Stephen King would vomit if he ever read your books. Just looking at the shitty Photoshopped covers make me cringe.

You’ve been at this for maybe 30 years. And you still haven’t actually published a piece with a reputable publisher? You’re either deathly afraid of rejection or you just want instant gratification with a printer.

Yes, that’s right. That so-called publisher you signed up with? They’re a printer. If you paid to have your shit printed, bound, and delivered to your doorstep, you’re dealing with a fucking printer. And one of the most deceitful printers ever.

Real publishers never ask you to fork over money to publish your book. I’ve never had a book in print and I know this. Because I’ve been researching the industry for years, dumbass.

Of course, you claimed that you did extensive research, but you sifted through all the negative reviews about that printer just to get to the meager positive information. Information most likely written by the printer’s employees.

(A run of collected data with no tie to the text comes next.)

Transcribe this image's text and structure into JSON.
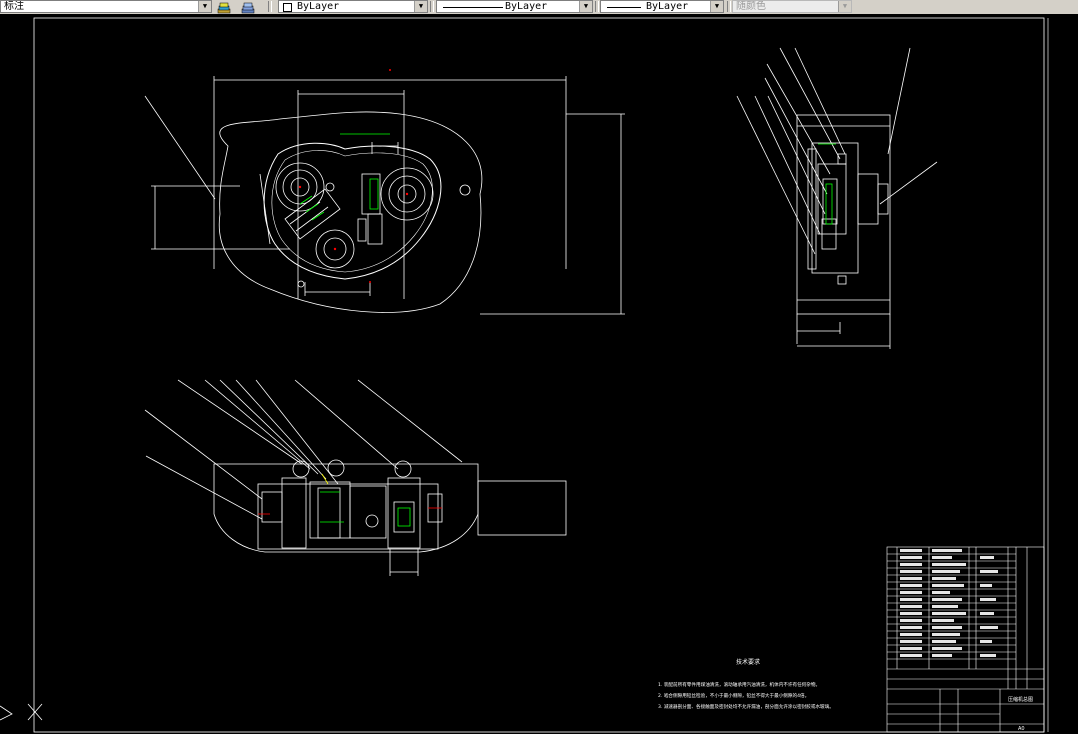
{
  "toolbar": {
    "dimstyle": "标注",
    "layer_color": "ByLayer",
    "linetype": "ByLayer",
    "lineweight": "ByLayer",
    "plotstyle": "随颜色"
  },
  "drawing": {
    "technical_req_title": "技术要求",
    "technical_req_lines": [
      "1. 装配前所有零件用煤油清洗，滚动轴承用汽油清洗，机体内不许有任何杂物。",
      "2. 啮合侧隙用铅丝检验，不小于最小侧隙，铅丝不得大于最小侧隙的4倍。",
      "3. 减速器剖分面、各接触面及密封处均不允许漏油，剖分面允许涂以密封胶或水玻璃。"
    ],
    "title_block_name": "压缩机总图",
    "sheet_label": "A0"
  },
  "colors": {
    "line": "#ffffff",
    "accent_green": "#00ff00",
    "accent_red": "#ff0000",
    "accent_yellow": "#ffff00",
    "toolbar_bg": "#d4d0c8"
  }
}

You’re so desperate to become successful that you’ll allow yourself to be taken for a ride. And when you fall flat on your face, you’ll become angry at a world who refuses to see your “genius.” You’ll take it out on your family who, for all I know, love you unconditionally and will support you until you’re too weak and addled with dementia to write another misspelled word in your paranormal Gary Stu chronicles.

But you want to know something? You’ll never find success. You don’t know the basic rules of writing, formatting, or grammar. You can’t even tell a decent story with interesting characters. You’re not going anywhere, buddy. And in a literary world already constipated from shit-awful books and self-entitled authors, that fills my little heart with absolute joy.